Charlie Hebdo, le journal irreponsable, è il più celebre periodico francese di satira politica. Sin dalla sua fondazione negli anni Sessanta, ha sempre fatto parlare di sé grazie al suo modo originale di affrontare tematiche e cronache legate alla politica francese, e non solo.
Charlie Hebdo, per sua storia, da sempre simpatizza per l’ala più repubblicana del Paese, ma non si è mai tirato indietro, in diverse occasioni, per criticarne i suoi esponenti e le loro azioni.
In Italia, il periodico ha attirato l’attenzione su di sé in particolar modo nel 2012, per la pubblicazione delle ormai famose vignette ironiche e irriverenti raffiguranti la vita di Maometto, che sono costate al giornale satirico una denuncia per incitazione all’odio. Nelle pagine di Charlie Hebdo, il profeta della religione islamica era stato raffigurato in modo osé e, per alcuni, in modo del tutto inappropriato e di “cattivo gusto”. Ciò provocò reazioni da parte dei governi del Marocco e dell’Egitto e costrinse inoltre la Lega Araba e il Governo Francese a prendere posizioni a riguardo, per paura di ripercussioni violente da parte di credenti musulmani.

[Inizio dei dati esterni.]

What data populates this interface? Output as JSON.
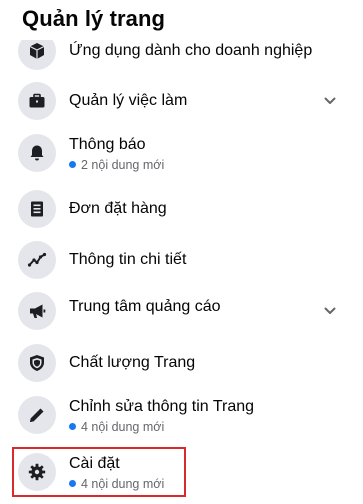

La situazione fu gestita in modo diplomatico grazie a esponenti moderati di tutte le fazioni coinvolte e la calma regnò, in quell’occasione, in Francia.
Si trattò, però, di una ferita mai rimarginata.
La Francia, infatti, lotta da decenni per cercare di trovare un equilibrio culturale tra chi si sente francese e chi no. Gli anni Sessanta, durante i quali iniziò la vera e propria emigrazione dai paesi africani colonizzati (Marocco, Algeria, Tunisia, Senegal…), hanno rappresentato l’inizio di una convivenza difficile tra colonizzatori e colonizzati, tra culture e, soprattutto religioni diverse. Tra queste, l’Islam, secondo una statistica del 2011, è la religione professata dal 7,5% degli abitanti nel territorio transalpino.
L’attentato di oggi, però, non riguarda soltanto il tema degli integralismi religiosi, ma anche quello della libertà di stampa e di satira.
Stasera alle 19, in Place de la République a Parigi, il popolo parigino si riunirà per ricordare e commemorare le 12 vittime di questo tragico e insensato gesto nei confronti di chi vuole fare informazione e, soprattutto, per ribadire il concetto che informare è un diritto e un dovere. La satira è un modo di fare informazione. Lo fa irridendo, esasperando, esagerando con fatti e personaggi, cercando di far riflettere strappando una risata. Può non piacere, può essere criticata e perfino essere giudicata di cattivo gusto.

 

Ma la libertà di stampa non può essere “decapitata” dalla violenza o “processata” con una condanna a morte. La morte non può essere il prezzo da pagare per chi decide di esprimere un’opinione o per raccontare una storia. E le persone che oggi sono entrate nella redazione parigina armi in pugno non possono essere chiamati musulmani. Sono uno sparuto gruppo di estremisti che si professano difensori dell’Islam. Con le loro mani sporche di sangue hanno consegnato nelle mani della destra estrema europea pacco regalo. In Francia, come in Italia e in ogni altro paese d’Europa, questo fatto di sangue verrà strumentalizzato, indicando nell’Islam il nemico, nell’impossibilità di integrazione di diverse culture la soluzione.

 

La libertà di stampa non deve essere decisa da chi ha qualcosa da nascondere né da chi pensa che la propria opinione sia la verità o che la verità sia qualcosa di cui non si debba parlare.
Noi, oggi, come l’hashtag che si sta diffondendo sul social network Twitter, #Jesuischarlie, sentiamo il dovere di gridare a gran voce che non saranno atti violenti e vigliacchi a fermare le nostre idee e le nostre opinioni. Quello che è successo oggi a Parigi riguarda il mondo intero, riguarda noi e la nostra libertà che non potrà mai essere soffocata e zittita, perché noi tutti dobbiamo e ci sentiamo Charlie.